Though they are often thought of as two separate entities, the mind and body are intricately intertwined. And when you have unresolved trauma, it’s crucial that you involve the body in your healing. Talk therapy can only go so far.
What about trauma that didn’t even happen to you? Can this affect the body too? Research says yes. Memories of traumatic stress can be encoded through epigenetics in our DNA, echoing through subsequent generations. If a woman experiences violence during her pregnancy, not only does the DNA of her child get altered, but so does the DNA of her future grandchildren, who may become more fearful or aggressive as an adaptive response.
During the Hoffman Process, expressive work can be a demanding physical experience. Mention “wiffle bat” or “batting” to any Hoffman graduate, and they will know exactly what you’re talking about. This work helps to acknowledge and ultimately transform negative emotions that are stuck in the body, many of them inherited from parents or caregivers and the generation before them. After all, what the mind represses, the body expresses. When the body is subjected to chronic stress, the risk of developing heart disease, sleep problems, obesity, and overall lack of vitality is widely acknowledged. When we can express our repressed emotions connected to these old traumas, we can also reclaim our physical aliveness – the body can go back to rest and recuperate.
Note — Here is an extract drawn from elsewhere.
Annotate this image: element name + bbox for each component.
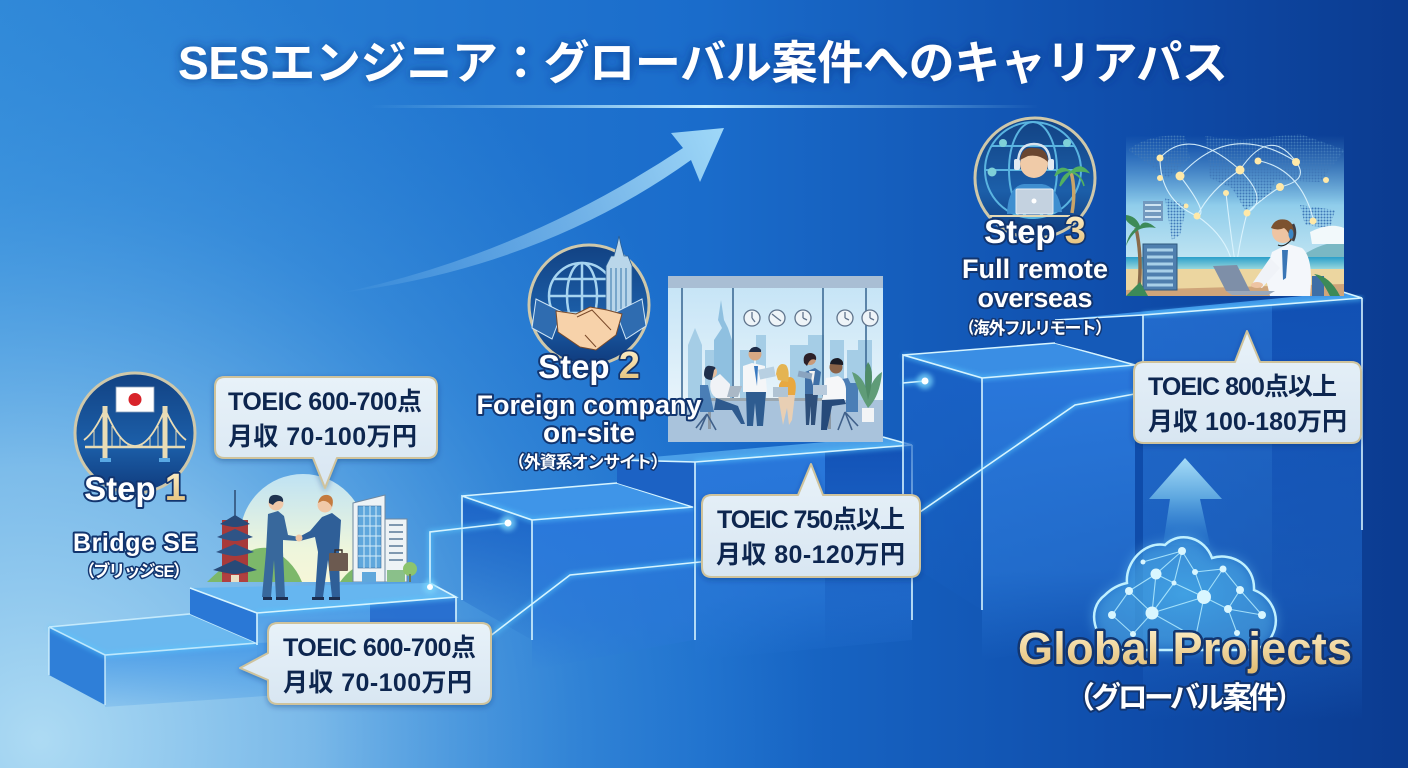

Here are some ways to strengthen the mind-body connection and start addressing unresolved trauma:
Activate and acknowledge
To heal trauma, we must go back to the same level of activation in the body that occurred during traumatic periods in childhood. By triggering adrenal stimulation, the body has an opportunity to process what is stuck in the body, opening the door to healing. In the Process, participants use their body and voice to unearth strong emotions that may have been previously denied, or memories that have been long repressed. They have a chance to tell their story, to express the hurt they’ve carried around since childhood. Beyond being cathartic, this expressive work can also be empowering, allowing participants to reclaim what is rightfully theirs and create distance between themselves and the patterns they unconsciously adopted in response to trauma.
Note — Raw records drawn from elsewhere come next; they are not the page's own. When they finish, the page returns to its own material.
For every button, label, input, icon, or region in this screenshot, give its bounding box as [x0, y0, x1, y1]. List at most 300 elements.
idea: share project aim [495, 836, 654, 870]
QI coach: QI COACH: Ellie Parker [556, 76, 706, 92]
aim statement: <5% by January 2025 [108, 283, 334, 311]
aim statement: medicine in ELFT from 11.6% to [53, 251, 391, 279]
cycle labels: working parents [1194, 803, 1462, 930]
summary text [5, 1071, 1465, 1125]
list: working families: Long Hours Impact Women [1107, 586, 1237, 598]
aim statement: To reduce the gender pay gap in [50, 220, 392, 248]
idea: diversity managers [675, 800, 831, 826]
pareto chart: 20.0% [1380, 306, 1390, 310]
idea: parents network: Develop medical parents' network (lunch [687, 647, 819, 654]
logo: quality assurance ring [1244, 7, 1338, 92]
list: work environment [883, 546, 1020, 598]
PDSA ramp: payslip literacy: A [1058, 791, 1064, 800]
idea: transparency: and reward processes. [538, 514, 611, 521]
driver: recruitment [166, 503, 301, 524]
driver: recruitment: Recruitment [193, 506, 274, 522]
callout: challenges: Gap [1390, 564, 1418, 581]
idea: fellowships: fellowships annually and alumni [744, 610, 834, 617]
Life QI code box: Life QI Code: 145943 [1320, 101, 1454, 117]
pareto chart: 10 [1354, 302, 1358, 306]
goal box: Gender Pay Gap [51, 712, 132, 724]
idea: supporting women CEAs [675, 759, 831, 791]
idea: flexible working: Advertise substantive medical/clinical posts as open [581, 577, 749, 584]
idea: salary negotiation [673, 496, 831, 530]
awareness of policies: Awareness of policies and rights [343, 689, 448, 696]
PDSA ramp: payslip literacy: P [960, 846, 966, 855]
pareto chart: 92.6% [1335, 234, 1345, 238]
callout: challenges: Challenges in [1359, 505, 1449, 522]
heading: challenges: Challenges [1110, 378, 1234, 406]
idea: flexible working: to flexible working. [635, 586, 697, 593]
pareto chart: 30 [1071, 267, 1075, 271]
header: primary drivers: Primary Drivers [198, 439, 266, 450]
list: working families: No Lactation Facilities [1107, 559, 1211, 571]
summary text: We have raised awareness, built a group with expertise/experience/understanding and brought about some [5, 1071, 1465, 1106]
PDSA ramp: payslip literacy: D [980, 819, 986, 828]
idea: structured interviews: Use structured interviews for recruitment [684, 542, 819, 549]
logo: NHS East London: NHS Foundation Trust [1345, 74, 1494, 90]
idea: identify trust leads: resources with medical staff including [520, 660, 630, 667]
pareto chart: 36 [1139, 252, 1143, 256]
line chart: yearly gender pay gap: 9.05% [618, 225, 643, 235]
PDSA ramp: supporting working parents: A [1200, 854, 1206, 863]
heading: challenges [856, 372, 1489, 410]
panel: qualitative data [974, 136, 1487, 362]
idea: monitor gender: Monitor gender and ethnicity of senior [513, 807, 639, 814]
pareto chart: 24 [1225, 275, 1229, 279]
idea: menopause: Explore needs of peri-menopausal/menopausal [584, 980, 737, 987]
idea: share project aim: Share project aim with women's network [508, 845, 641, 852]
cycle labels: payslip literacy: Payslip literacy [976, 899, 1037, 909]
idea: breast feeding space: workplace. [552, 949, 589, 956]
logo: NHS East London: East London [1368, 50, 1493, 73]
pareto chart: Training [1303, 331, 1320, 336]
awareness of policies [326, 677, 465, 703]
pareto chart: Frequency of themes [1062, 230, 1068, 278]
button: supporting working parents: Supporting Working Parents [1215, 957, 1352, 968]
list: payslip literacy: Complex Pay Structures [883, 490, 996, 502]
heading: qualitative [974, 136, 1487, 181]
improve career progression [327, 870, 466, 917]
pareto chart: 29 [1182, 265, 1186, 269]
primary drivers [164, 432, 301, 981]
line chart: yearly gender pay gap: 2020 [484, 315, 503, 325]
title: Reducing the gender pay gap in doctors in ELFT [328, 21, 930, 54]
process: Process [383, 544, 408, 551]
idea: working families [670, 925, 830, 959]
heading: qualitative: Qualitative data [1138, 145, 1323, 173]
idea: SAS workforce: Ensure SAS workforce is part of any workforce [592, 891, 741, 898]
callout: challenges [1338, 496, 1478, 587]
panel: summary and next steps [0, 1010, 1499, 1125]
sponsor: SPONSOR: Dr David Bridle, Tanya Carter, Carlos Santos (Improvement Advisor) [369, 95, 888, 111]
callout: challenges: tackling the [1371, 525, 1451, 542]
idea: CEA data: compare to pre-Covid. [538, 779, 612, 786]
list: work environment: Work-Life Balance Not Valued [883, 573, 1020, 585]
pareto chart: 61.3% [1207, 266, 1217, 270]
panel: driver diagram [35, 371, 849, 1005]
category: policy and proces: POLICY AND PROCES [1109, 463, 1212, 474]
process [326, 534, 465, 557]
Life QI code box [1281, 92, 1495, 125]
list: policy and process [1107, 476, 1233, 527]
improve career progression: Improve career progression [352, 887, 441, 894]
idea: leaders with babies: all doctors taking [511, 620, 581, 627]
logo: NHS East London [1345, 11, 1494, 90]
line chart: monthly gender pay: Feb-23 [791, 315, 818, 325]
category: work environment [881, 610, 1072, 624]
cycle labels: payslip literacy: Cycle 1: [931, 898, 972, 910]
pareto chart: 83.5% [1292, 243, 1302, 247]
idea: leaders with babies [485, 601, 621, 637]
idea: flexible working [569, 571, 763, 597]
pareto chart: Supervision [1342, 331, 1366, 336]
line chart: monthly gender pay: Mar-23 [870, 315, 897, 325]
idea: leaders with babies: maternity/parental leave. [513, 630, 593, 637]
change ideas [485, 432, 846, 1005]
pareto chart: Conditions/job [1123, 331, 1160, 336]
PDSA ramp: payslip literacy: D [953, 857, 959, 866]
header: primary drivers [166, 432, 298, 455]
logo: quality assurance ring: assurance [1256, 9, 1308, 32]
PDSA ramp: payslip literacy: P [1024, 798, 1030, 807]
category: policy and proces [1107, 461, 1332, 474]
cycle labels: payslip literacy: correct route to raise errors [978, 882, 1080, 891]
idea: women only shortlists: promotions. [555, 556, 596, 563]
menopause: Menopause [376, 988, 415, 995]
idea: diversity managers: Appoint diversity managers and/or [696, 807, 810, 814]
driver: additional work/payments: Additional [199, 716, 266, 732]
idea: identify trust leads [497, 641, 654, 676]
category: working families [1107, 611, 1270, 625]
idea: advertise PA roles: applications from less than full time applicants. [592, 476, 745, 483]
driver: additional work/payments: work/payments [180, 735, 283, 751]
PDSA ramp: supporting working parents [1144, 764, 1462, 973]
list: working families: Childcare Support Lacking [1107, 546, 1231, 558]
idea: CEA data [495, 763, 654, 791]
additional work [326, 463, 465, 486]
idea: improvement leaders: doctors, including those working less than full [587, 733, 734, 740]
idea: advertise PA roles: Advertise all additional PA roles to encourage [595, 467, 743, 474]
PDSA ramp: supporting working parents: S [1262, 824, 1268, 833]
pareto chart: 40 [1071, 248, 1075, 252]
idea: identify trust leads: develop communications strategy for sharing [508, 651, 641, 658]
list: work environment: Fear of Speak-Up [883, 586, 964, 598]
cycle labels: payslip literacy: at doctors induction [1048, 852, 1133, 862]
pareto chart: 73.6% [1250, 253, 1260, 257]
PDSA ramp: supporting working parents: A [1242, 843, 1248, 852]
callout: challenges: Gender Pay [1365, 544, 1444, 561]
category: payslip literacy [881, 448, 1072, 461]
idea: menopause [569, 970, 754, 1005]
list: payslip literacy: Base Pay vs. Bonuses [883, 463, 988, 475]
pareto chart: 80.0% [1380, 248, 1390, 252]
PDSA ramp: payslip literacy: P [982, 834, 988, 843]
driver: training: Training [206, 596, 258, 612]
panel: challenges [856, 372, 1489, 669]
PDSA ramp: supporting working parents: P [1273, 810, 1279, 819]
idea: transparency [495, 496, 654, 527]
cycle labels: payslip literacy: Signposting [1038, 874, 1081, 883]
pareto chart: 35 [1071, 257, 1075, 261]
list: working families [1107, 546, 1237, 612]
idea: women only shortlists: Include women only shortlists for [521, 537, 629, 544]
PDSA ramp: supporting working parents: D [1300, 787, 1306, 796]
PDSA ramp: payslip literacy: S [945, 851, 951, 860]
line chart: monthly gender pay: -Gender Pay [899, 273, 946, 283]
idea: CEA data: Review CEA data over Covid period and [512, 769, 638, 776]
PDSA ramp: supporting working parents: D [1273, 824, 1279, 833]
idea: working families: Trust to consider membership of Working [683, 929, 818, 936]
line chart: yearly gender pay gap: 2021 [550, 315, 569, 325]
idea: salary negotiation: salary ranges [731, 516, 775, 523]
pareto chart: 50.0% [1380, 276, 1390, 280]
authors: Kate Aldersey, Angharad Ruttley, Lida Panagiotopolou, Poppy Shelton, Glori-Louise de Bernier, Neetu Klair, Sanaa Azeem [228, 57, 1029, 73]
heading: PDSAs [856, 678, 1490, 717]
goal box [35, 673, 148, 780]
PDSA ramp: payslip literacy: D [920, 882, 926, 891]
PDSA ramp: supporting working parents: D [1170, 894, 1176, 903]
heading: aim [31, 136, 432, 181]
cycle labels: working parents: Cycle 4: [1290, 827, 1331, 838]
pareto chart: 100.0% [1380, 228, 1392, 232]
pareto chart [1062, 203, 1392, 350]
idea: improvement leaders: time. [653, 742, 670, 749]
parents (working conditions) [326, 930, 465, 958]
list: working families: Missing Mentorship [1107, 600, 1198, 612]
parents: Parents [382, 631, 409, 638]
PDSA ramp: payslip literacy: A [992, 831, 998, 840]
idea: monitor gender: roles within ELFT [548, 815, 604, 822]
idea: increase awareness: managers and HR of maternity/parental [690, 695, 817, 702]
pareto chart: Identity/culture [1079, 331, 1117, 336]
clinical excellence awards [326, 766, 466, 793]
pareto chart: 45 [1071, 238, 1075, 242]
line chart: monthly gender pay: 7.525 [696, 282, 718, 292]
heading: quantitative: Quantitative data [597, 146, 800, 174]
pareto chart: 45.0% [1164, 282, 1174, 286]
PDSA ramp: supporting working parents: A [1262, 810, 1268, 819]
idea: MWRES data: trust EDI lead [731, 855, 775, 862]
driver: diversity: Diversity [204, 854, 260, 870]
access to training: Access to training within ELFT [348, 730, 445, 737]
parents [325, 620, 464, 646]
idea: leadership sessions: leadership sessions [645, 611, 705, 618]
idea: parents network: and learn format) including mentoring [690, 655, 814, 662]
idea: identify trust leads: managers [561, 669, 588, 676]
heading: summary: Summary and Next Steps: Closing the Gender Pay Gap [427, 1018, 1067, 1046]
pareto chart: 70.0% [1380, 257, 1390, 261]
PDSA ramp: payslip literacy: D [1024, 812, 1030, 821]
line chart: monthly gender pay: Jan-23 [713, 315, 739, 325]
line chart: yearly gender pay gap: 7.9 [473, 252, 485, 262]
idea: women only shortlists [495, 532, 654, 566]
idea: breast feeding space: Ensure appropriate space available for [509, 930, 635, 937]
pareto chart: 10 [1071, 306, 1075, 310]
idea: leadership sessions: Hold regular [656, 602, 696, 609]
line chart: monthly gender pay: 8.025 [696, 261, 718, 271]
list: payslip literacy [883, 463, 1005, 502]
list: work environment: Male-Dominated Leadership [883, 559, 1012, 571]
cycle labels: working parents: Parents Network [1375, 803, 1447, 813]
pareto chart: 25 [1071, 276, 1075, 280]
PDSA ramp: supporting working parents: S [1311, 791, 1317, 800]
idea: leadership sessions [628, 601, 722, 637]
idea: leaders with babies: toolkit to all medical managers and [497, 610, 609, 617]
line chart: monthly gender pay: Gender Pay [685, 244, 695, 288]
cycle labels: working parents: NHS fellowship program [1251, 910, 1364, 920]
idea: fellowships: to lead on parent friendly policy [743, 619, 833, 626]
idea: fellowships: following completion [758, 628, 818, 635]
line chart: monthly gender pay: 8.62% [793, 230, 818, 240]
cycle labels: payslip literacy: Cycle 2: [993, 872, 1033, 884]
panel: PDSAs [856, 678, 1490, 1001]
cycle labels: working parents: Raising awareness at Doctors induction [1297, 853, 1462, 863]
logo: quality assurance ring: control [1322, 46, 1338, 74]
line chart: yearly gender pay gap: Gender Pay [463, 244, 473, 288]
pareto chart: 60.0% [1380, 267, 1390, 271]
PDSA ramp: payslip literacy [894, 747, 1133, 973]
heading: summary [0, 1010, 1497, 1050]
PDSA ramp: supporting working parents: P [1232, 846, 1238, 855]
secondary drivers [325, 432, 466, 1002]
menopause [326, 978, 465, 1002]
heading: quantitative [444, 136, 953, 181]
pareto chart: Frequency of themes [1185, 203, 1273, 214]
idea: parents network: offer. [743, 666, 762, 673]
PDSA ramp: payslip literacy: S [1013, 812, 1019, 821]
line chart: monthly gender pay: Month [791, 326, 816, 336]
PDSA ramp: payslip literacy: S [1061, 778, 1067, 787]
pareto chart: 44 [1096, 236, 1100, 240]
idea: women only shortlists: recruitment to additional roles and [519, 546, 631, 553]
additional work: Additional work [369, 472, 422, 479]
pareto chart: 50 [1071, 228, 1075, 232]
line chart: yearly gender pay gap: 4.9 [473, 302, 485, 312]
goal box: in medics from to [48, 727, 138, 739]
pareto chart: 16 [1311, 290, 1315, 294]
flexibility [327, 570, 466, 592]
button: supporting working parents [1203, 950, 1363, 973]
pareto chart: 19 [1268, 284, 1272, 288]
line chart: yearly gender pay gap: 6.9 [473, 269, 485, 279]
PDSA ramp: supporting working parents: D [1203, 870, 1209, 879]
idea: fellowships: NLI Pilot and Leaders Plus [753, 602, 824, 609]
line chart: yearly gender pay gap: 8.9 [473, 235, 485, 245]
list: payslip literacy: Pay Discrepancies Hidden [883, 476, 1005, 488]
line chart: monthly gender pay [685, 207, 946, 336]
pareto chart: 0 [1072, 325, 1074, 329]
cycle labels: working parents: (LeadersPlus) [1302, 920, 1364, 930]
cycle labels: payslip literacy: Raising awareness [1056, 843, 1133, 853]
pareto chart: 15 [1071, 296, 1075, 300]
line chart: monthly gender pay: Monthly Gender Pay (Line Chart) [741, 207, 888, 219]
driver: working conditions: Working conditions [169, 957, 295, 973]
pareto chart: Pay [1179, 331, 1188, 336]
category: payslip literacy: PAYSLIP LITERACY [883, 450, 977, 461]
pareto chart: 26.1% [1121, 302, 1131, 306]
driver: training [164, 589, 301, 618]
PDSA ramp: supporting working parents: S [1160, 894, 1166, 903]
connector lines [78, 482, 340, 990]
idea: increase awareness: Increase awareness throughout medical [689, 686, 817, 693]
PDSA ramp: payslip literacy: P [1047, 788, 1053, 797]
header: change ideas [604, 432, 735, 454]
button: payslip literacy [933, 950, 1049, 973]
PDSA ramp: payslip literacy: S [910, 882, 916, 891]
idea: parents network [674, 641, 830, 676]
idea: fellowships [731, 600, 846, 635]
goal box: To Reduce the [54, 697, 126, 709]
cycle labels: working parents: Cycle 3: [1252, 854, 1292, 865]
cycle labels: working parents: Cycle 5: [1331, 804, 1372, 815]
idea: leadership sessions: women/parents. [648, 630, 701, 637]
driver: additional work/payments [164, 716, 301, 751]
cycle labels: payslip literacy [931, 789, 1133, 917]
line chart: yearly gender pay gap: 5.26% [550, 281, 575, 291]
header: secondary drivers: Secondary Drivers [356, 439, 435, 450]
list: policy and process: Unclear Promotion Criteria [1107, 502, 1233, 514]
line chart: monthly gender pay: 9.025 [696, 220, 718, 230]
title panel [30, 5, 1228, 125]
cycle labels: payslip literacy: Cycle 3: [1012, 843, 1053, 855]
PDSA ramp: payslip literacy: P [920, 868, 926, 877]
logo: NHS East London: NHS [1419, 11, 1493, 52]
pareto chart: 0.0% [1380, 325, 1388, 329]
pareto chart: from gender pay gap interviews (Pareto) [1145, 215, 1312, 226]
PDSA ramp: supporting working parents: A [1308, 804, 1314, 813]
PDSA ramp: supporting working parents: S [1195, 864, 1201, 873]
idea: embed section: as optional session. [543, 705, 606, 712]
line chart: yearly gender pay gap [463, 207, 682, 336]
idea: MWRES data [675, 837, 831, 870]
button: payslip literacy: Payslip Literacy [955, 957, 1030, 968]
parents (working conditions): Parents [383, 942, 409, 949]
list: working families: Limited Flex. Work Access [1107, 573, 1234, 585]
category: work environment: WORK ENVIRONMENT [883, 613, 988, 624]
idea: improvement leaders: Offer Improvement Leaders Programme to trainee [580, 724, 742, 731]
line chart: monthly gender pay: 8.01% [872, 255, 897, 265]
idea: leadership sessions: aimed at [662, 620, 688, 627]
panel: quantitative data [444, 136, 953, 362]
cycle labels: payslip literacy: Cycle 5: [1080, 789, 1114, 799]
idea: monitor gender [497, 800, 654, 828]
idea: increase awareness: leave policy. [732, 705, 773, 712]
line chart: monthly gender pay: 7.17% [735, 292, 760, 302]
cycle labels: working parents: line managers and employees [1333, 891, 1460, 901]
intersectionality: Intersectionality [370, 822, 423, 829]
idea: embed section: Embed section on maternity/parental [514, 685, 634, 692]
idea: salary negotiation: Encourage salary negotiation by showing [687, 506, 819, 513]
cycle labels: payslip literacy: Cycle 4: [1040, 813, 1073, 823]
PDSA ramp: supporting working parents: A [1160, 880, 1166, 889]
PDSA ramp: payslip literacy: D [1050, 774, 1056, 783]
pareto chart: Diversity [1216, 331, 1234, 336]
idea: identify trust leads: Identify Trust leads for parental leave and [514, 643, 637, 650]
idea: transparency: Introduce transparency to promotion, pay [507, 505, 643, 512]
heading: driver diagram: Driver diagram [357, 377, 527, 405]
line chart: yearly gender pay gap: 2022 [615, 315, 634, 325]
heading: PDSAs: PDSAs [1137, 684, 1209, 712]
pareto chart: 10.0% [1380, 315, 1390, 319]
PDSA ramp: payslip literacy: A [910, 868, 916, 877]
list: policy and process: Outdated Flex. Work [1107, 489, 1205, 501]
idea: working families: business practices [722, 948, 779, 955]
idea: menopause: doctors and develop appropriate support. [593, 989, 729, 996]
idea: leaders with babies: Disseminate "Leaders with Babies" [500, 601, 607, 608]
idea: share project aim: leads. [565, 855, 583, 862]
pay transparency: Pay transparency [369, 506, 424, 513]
Even if you don’t have a wiffle bat or have no interest in batting a pillow while speaking your truth, there are numerous ways to experience this expressive work. Throwing rocks in a lake, chopping wood, hitting a punching bag, or swinging a tennis racquet are all suitable replacements. As you move your body and your voice, trauma moves too, allowing negative emotions to get unstuck and released. (This is usually better done with a trained facilitator present.)
Becoming activated isn’t about retraumatizing yourself. When addressing trauma, it’s crucial to offer a resolution. During the Process, participants resolve trauma by having corrective experience with the support of their facilitator and fellow group members. Instead of fighting or fleeing, they are not just allowed to express what needs to be expressed without judgement; they are provided with a corrective experience. This can be extremely healing.
Learn to self-soothe
As important as acknowledging how negative emotions affect the body, it’s key to also note where comfort lives. Mindfulness allows us to move between trauma and comfort, sending calm breaths to a knot in the stomach to loosen its grip, or allowing a warm memory of a kind person or a cuddly teddy bear you had as a child to melt away the tightness in your clenched jaw. Moving back and forth between trauma and comfort becomes easier with practice, allowing you to experience a range of emotions and release them, never becoming too overwhelmed or attached.
You cannot be fully open to joy without also being open to pain. Confronting unresolved trauma takes courage but having a support system on hand can make the leap less daunting. Emerging from the ordeal may also require courage as you encounter the unfamiliar. On the other side of trauma, you may notice yourself responding differently to your environment and your environment may respond differently to you. Maybe you’re more approachable, more vulnerable, more assertive. Maybe you smile more, slouch less, and speak louder. Without old stressful patterns holding you back, who do you hope to be?